Seems to be related to unmapping of various resources.

Steps to reproduce

Unsure what is related in order to reproduce this.

Things related:

  1. I have built a new template and cloned it onto a thin pool bound to my SSD.

  2. I had just experienced a #7602 when I shutdown.

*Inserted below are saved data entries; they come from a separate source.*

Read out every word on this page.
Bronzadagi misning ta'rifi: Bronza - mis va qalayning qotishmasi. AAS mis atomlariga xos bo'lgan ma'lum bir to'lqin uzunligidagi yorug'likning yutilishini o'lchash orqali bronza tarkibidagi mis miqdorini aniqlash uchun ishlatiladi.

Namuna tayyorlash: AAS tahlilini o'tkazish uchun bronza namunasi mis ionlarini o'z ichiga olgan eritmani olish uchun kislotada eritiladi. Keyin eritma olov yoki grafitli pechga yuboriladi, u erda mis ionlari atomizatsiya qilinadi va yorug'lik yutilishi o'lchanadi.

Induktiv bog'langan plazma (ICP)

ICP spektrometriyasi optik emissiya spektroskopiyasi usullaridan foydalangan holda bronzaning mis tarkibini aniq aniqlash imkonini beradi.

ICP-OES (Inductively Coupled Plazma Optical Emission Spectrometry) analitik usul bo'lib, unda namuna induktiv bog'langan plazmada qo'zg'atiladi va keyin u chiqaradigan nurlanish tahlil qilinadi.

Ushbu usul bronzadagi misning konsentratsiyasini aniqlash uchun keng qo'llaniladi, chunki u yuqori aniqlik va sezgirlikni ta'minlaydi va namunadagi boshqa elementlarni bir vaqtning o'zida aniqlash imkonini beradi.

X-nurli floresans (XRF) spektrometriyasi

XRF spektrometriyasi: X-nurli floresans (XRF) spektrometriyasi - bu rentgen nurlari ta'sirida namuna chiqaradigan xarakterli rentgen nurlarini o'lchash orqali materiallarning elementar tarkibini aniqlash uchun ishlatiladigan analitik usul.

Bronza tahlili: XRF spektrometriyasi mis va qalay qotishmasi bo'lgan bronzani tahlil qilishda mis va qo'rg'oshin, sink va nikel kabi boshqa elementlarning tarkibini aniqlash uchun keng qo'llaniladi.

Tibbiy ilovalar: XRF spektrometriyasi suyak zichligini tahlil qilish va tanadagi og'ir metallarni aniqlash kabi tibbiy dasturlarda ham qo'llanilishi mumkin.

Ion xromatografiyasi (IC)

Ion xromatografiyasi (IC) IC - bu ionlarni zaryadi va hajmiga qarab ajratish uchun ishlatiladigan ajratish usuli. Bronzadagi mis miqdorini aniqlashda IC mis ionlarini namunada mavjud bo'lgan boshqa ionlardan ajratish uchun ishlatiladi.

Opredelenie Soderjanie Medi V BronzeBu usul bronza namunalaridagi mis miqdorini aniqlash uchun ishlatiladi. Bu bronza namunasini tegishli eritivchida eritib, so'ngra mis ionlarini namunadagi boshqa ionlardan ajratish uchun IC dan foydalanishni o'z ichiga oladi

  3. I had shutdown every appvm before shutdown the dom0.

Expected behavior

No kernel soft lockup happen in shutdown

Actual behavior

Kernel soft lockup happen in shutdown.

DemiMarie commented 1 year ago

That is a rather weird backtrace!

logoerthiner1 commented 1 year ago

Most likely related to #7340 (as the issue turns out to be a xen timer misoperation causing kernel soft lockup), and this issue should be fixed now hopefully.

Maybe keep it later and see whether similar issues occur again.